M0's infrastructure focus — building the settlement rails for institutional stablecoin issuance and redemption — addresses a gap that has become more apparent as major banks and payment networks have moved closer to launching their own stablecoin products. The complexity of regulatory compliance, cross-border settlement, and programmable money management at institutional scale requires purpose-built infrastructure that neither traditional banking systems nor consumer-oriented stablecoin protocols are optimized to provide.
The stablecoin market exceeded $310 billion in early 2026. The infrastructure layer servicing that market — custody, compliance, settlement, and yield routing — represents a multi-billion dollar revenue opportunity that M0 is positioning to capture.
The Inflection Point Pattern
What makes Pantera's April 2026 spotlight compelling as a document is not any individual company's metrics — it is the simultaneity of inflection across four companies operating in different but complementary segments of the crypto ecosystem. Figure in lending, Ondo in tokenized securities, Surf AI in crypto intelligence, and M0 in institutional stablecoin infrastructure represent four distinct layers of the same fundamental buildout: the translation of traditional financial infrastructure into programmable, on-chain equivalents.
For web3 startup accelerators and early-stage investors, this pattern provides a framework for evaluating current opportunities. The companies that will reach similar inflection points in 2027 and 2028 are being built today — and they share common characteristics with the April 2026 cohort: clear institutional demand, defensible infrastructure positions, and genuine on-chain settlement rather than blockchain as a marketing layer.
Conclusion
At W3X, we have followed each of these companies closely as part of our ongoing analysis of the crypto venture capital landscape. The April 2026 spotlight confirms that the web3 infrastructure buildout is producing real businesses with real revenue — and that the patient capital deployed by specialized crypto VC funds through multiple market cycles is beginning to generate the kind of public market and institutional validation that broader capital markets can evaluate and price.

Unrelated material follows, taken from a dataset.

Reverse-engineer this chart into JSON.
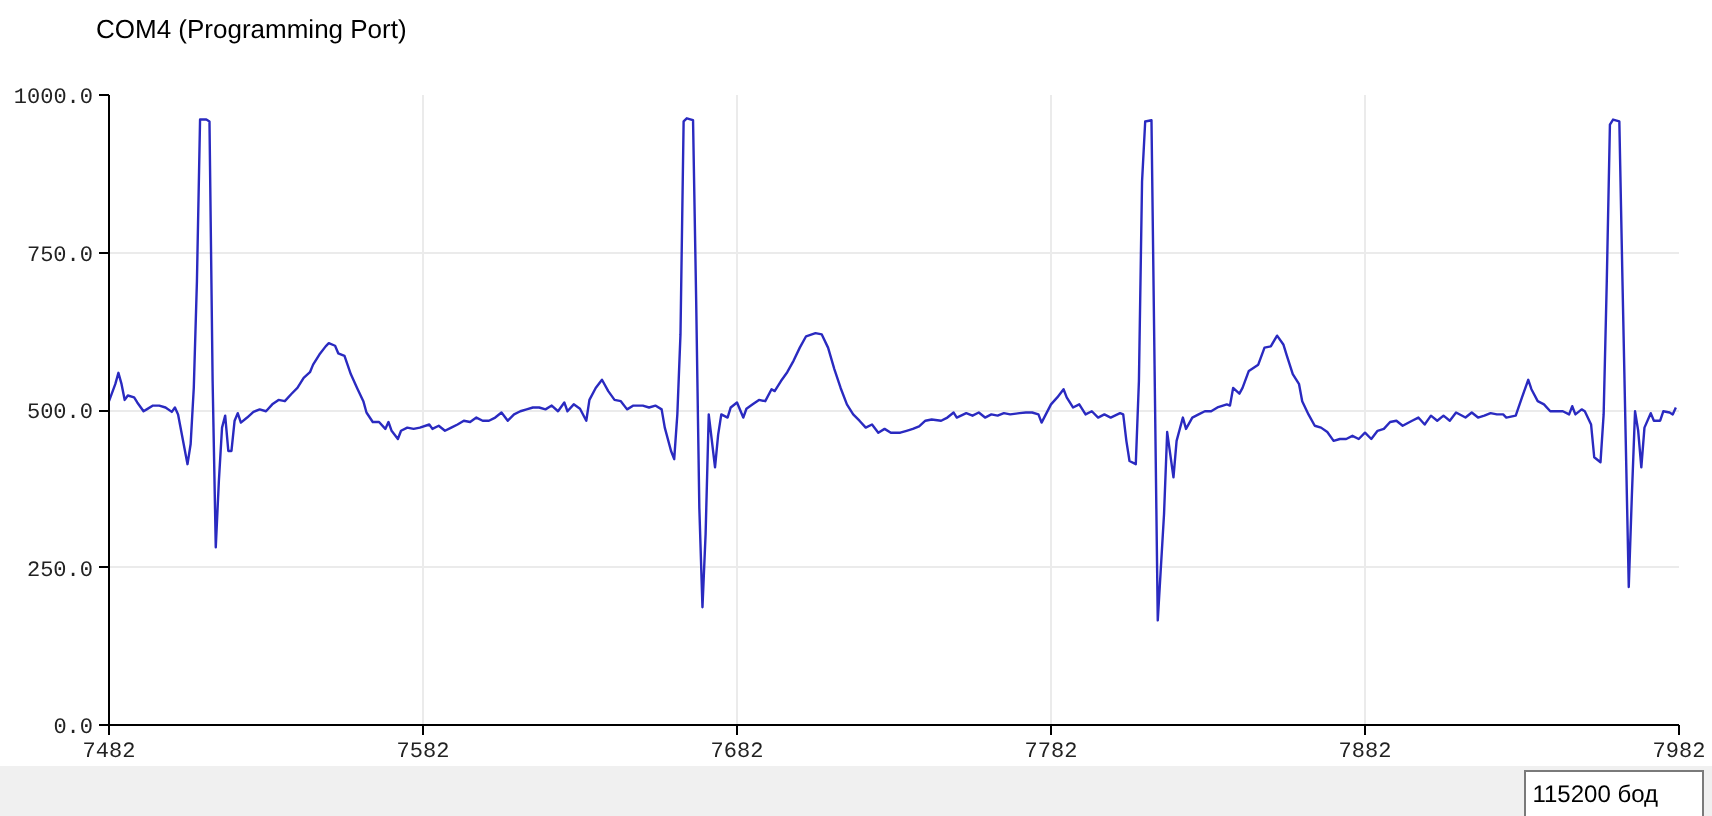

The inflection point that Pantera's portfolio highlights are not unique to Pantera's portfolio. They are visible across the ecosystem for any web3 incubator or investor paying close attention. The question for the next 18 months is not whether blockchain-native financial infrastructure will achieve scale — it already has. The question is which platforms, protocols, and application layers will capture the disproportionate share of the value being created.